EvidenceProf Blog

Editor: Colin Miller
Univ. of South Carolina School of Law

Friday, November 27, 2020

Supreme Court of Washington Grapples With the "Hue and Cry" Hearsay Exception

Washington continues to apply a "hue and cry" or "fact of the complaint" exception to the rule against hearsay for "evidence in a sex offense case that the victim made a timely complaint after the assault." State v. Trujillo, 2002 WL 339412 (Wash.App. 2002). The Supreme Court of Washington called this exception into question at least as early as 1949 in State v. Murley, 212 P.2d 801 (Wash. 1949), when it held that

An exception to these exclusionary rules is that in criminal trial for sex offenses the credibility of the complaining witness, irrespective of whether it is assailed or unassailed, may be supported by evidence of her timely prior out-of-court complaint. This exception stems from the feudal doctrine of hue and cry. This doctrine rests on the ground that a female naturally complains promptly of offensive sex liberties upon her person and that, on trial, an offended female complainant's omission of any showing as to when she first complained raises the inference that, since there is no showing that she complained timely, it is more likely that she did not complain at all the therefore that it is more likely that the liberties upon her person, if any, were not offensive and that consequently her present charge is fabricated. Thus, formerly, to overcome the inference, it became essential to the state's case-in-chief to prove affirmatively that she made timely hue and cry.

And yet, the exception has never been abrogated.

The most recent example can be found in the November 19th opinion of the Supreme Court of Washington in State v. Martinez, 2020 WL 6789075 (Wash. 2020), where the majority upheld the exception. But, in a dissent, Justice McCloud observed that

Different states have acknowledged some of these problems and taken different approaches to addressing them. Almost 20 years ago, the Tennessee Supreme Court recognized that the doctrine had its “genesis in the profoundly sexist expectation that female victims of sexual crimes should respond in a prescribed manner or risk losing credibility.” State v. Kendricks, 891 S.W.2d 597, 604 (Tenn. 1994). Similarly, New Jersey's Supreme Court has recognized that the doctrine is based on a “pseudo-Freudian analysis of the ways a ‘normal’ woman would react to sex and to rape.” Hill, 121 N.J. at 162, 578 A.2d 370.
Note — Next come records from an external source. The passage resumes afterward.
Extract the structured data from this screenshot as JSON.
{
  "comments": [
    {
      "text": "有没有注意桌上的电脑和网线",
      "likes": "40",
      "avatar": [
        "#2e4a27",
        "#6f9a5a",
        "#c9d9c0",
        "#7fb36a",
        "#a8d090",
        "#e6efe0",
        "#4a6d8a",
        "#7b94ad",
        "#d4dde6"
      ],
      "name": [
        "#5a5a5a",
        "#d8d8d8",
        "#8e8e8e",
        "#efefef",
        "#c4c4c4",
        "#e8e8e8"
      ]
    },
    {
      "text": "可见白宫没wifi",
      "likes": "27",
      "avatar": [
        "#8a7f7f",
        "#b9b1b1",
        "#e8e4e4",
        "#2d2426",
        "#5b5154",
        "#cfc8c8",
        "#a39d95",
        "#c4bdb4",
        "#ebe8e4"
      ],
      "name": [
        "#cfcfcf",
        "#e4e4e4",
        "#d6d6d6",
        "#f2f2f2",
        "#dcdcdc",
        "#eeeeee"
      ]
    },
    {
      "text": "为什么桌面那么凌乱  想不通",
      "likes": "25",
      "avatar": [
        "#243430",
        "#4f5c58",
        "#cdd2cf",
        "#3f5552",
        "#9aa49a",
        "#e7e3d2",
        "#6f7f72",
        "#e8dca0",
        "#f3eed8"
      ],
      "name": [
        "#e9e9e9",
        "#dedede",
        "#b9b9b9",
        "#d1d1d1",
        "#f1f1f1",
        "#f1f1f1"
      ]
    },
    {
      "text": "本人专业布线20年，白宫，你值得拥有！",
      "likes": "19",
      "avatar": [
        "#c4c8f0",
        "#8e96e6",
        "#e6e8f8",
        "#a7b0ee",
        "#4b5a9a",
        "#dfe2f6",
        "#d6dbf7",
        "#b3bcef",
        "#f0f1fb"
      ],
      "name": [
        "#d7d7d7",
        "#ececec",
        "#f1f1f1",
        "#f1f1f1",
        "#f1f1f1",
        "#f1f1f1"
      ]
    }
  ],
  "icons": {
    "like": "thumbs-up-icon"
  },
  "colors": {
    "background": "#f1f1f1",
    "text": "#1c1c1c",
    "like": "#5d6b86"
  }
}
Tennessee then abolished the doctrine as applied to children-like the child victim in this case-because “unlike the presumptions regarding adult victims, juries do not necessarily presume that children fabricate, nor do they presume that a child will complain immediately.” State v. Livingston, 907 S.W.2d 392, 395 (Tenn. 1995). Massachusetts limited testimony “to that of one witness-the first person told of the assault” so as to “accomplish the primary goal of the doctrine” while avoiding excessive prejudice. Commonwealth v. King, 445 Mass. 217, 242-43, 834 N.E.2d 1175 (2005). California and Vermont chose to admit complaints for limited nonhearsay purposes, in accordance with their respective rules of evidence. People v. Brown, 8 Cal. 4th 746, 760-61, 883 P.2d 949, 35 Cal. Rptr. 2d 407 (1994) (characterizing “complaint” of a crime as nonhearsay conduct); State v. Madigan, 2015 VT 59, P 28, 199 Vt. 211, 122 A.3d 517 (2015) (rejecting “the ‘fresh-complaint rule’ as an independent evidentiary doctrine because the doctrine has been largely supplanted by rules of evidence” but noting that that evidence “is often, though not always, admissible under our modern rules of evidence”).

We should follow the guidance of these states to seek solutions other than upholding the hue and cry rule in its current form. I would take the clear and direct path that California and Vermont chose and apply our duly enacted ERs—as we do in all other situations. That would mean that a timely complaint of rape would be admissible as substantive evidence to rebut express or implied charges of recent fabrication. ER 801(d)(1)(ii). It could also be admissible as an excited utterance, ER 803(a)(2), a statement for purposes of medical treatment, ER 803(a)(4), a statement of present mental state, ER 803(a)(1), etc. But all such admissibility decisions would have to be based on an individual finding that it satisfied one of those exceptions—exceptions that must be applied to every other out-of-court statement offered for the truth of the matter asserted in every other serious violent criminal case.